La innovación radica en un sistema de dos componentes:
- La Guía (Ligando): Una molécula diseñada para rastrear y unirse exclusivamente al Antígeno de Membrana Específico de la Próstata (PSMA), una proteína que sobreabunda en las células cancerosas.
- La Carga (Isótopo radiactivo): Un átomo que libera radiación alfa.
Al inyectarse en el paciente, el ligando viaja por el torrente sanguíneo como un GPS hasta encontrar la célula tumoral. Una vez acoplado, el isótopo libera su energía, provocando una ruptura irreparable en el ADN de la célula maligna. Debido a que la radiación alfa tiene un alcance de apenas unas millonésimas de metro, el daño se limita al tumor, protegiendo los tejidos sanos circundantes.

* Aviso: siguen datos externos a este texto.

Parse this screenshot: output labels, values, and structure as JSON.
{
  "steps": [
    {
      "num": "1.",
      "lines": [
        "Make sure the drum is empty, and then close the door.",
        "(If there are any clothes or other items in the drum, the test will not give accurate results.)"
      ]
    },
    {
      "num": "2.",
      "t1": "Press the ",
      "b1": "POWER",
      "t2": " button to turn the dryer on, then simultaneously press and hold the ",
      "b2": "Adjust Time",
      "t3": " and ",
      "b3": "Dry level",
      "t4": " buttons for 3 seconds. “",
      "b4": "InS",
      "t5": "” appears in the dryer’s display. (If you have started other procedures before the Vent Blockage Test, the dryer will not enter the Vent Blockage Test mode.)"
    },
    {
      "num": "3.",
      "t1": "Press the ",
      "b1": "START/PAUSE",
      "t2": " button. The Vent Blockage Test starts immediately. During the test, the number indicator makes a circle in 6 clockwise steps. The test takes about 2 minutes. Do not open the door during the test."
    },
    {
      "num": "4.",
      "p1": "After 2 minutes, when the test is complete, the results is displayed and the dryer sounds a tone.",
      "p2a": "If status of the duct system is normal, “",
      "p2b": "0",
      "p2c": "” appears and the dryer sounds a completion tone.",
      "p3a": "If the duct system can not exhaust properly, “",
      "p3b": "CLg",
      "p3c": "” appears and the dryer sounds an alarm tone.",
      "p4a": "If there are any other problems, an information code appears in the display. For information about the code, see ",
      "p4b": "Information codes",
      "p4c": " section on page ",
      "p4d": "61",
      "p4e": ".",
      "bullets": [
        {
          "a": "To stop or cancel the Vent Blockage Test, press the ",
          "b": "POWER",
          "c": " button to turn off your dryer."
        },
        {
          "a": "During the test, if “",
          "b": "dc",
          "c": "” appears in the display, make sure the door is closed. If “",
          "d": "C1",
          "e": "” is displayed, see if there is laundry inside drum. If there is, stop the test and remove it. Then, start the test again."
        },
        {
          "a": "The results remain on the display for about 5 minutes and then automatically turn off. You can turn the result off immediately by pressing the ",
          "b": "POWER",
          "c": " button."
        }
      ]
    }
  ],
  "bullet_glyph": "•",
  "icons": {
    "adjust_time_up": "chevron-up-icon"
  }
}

El desafío de la logística «Justo a Tiempo»
A pesar de su eficacia clínica, esta terapia enfrenta un obstáculo monumental: el tiempo. Los isótopos radiactivos tienen una «vida media» muy corta, perdiendo su potencia en cuestión de horas o días. Esto obliga a las farmacéuticas a implementar una cadena de suministro de precisión quirúrgica.
Cada dosis debe fabricarse específicamente para un paciente y transportarse bajo estrictas medidas de seguridad para ser administrada en el momento exacto. «Solo unas pocas compañías pueden garantizar esta logística a nivel global», advirtió el doctor Eduard Gasal, subrayando que el reto actual es simplificar el proceso para que estos medicamentos lleguen a hospitales comunitarios y no solo a centros de alta especialización.
Impacto en las cifras
El cáncer de próstata es el cuarto tumor más frecuente a nivel mundial, con casi 1,5 millones de nuevos casos registrados en 2022. En Argentina, aunque la mortalidad ha mostrado un leve descenso gracias a la detección temprana, fallecen aproximadamente 10 de cada 100.000 hombres por esta causa.
La llegada de las terapias dirigidas, que podrían entrar en Fase 3 de investigación este mismo año, ofrece una nueva vía para aquellos pacientes cuyas células cancerosas han aprendido a crecer incluso sin testosterona. Como concluyó Rüttinger, estamos ante un cambio de estándar que busca convertir una enfermedad terminal en una condición manejable con la menor afectación posible al día a día del paciente.